Como era possível, se perguntou trêmulo, que Rodolphus Lestrange estivesse perseguindo-o em Paris? A barba e a idade o deixaram diferente do que era da última vez que Regulus o vira, mas aquele rosto não podia ser confundido com nenhum outro. Eram os olhos cruéis e arrogantes, no conjunto com a boca fina que sorria o tempo todo, e era aquele ar agressivo de predador que o descreviam, e nada daquela atitude mudara desde Hogwarts. O pânico cresceu dentro de Regulus, ao pensar se Bellatrix também estaria viva, e atrás dele. Eles eram conhecidos por conseguir capturar todas as suas presas.

Um flash iluminou-o, e tentou se concentrar em algum outro lugar para ir. Não podia voltar para casa, de jeito nenhum, tampouco ao ministério. Era perigoso demais.

“Vamos, cãozinho, vem pegar o graveto...” sibilou Rodolphus, chegando mais perto. Regulus engoliu em seco, e antes que ele se aproximasse mais do oratório, aparatou para o outro lado da Igreja. O estalo fez Lestrange virar-se, e Regulus aproveitou a vantagem em distância para subir pela escadaria de madeira que levava à torre do sino.

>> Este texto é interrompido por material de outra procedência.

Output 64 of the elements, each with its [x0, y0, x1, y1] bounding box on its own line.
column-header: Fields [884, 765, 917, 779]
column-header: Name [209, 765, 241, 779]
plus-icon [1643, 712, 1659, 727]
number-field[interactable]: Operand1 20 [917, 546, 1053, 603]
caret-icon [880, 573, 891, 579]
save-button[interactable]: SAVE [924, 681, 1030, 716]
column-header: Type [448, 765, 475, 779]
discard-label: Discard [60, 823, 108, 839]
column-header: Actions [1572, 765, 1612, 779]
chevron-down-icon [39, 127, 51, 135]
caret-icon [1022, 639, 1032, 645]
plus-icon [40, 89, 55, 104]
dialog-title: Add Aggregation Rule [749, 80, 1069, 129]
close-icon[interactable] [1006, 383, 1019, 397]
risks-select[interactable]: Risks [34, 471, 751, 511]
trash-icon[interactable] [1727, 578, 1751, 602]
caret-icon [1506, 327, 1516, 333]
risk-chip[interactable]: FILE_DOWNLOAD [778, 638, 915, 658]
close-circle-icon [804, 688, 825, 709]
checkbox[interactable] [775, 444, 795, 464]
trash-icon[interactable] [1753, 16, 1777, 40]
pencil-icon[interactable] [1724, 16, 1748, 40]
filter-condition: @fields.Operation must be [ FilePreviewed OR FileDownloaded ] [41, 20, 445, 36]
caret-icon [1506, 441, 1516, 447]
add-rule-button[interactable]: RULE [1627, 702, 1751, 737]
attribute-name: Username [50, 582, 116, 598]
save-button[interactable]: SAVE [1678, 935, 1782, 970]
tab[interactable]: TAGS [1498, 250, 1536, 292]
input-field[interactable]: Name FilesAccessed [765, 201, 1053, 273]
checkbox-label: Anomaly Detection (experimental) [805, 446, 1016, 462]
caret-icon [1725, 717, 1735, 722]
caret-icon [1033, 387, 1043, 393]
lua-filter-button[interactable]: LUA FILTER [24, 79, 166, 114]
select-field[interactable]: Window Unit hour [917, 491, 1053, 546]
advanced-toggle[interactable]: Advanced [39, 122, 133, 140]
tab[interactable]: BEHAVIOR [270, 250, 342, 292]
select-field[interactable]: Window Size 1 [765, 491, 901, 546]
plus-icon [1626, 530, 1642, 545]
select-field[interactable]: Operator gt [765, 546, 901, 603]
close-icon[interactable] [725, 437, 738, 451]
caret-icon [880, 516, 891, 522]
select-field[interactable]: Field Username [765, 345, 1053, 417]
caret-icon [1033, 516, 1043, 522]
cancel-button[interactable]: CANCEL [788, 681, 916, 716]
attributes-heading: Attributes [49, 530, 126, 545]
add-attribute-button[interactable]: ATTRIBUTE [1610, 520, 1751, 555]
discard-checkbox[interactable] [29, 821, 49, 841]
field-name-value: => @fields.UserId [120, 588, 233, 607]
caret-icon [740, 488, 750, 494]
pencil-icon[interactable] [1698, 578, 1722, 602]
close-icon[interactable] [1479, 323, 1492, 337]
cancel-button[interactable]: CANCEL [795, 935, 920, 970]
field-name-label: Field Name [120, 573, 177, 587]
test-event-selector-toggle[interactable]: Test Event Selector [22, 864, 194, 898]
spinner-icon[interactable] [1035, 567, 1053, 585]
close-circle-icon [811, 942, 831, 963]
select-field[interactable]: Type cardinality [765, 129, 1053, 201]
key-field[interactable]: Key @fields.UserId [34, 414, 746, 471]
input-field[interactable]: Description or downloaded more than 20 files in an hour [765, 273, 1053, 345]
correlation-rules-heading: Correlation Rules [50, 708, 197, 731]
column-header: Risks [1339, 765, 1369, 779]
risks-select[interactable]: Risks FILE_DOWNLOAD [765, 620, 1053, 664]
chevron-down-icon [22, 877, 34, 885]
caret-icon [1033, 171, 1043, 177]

Subiu pulando de dois em dois degraus, e logo outro estalo alertou-o para a proximidade de Rodolphus. Tropeçou, tirou o pé que ficara preso, e continuou avançando com a respiração entrecortada, correndo para a luz que vinha do andar de cima.

Os sinos ladeados por vigas em madeira o receberam monotonamente, e Regulus puxou a varinha, jogando um feitiço escada abaixo. Ouviu um grito de mulher, e outro estalo, e uma risada assustadora.

Deu alguns passos para trás, se equilibrando nas vigas. O vulto de Lestrange surgiu pela iluminação da escadaria, e logo ele surgiu, caminhando devagar.

“Me fez um favor vindo aqui em cima.”

“Me deixe em paz, Rodolphus!” gaguejou.

“Paz? Para você? Nunca vai ter paz, Regulus, não enquanto não acertarmos as contas contigo!”

Um passo em falso, e Regulus sentiu-se escorregar pela viga que dava no campanário inferior. Não era uma queda muito grande, mas com certeza não tinha tempo de se recuperar antes de Rodolphus acertá-lo, caso caísse. Ergueu a varinha.

“Expe-“

Um raio branco cegou-o por um segundo quando Rodolphus tirou sua varinha de suas mãos suadas. Regulus olhou sua arma cair nas tábuas abaixo de si, e percebeu que estava encurralado. Abriu os braços.

“Então me mate! Não vai tirar nada de mim, então poupe o seu e o meu tempo e me mate!”

Rodolphus ergueu a varinha, e começou a rir.

“Eu vou amar matar você, Black, mas ainda não.”

O gesto a seguir foi imperceptível, e antes que Regulus pudesse reagir, já fora engolido pela escuridão.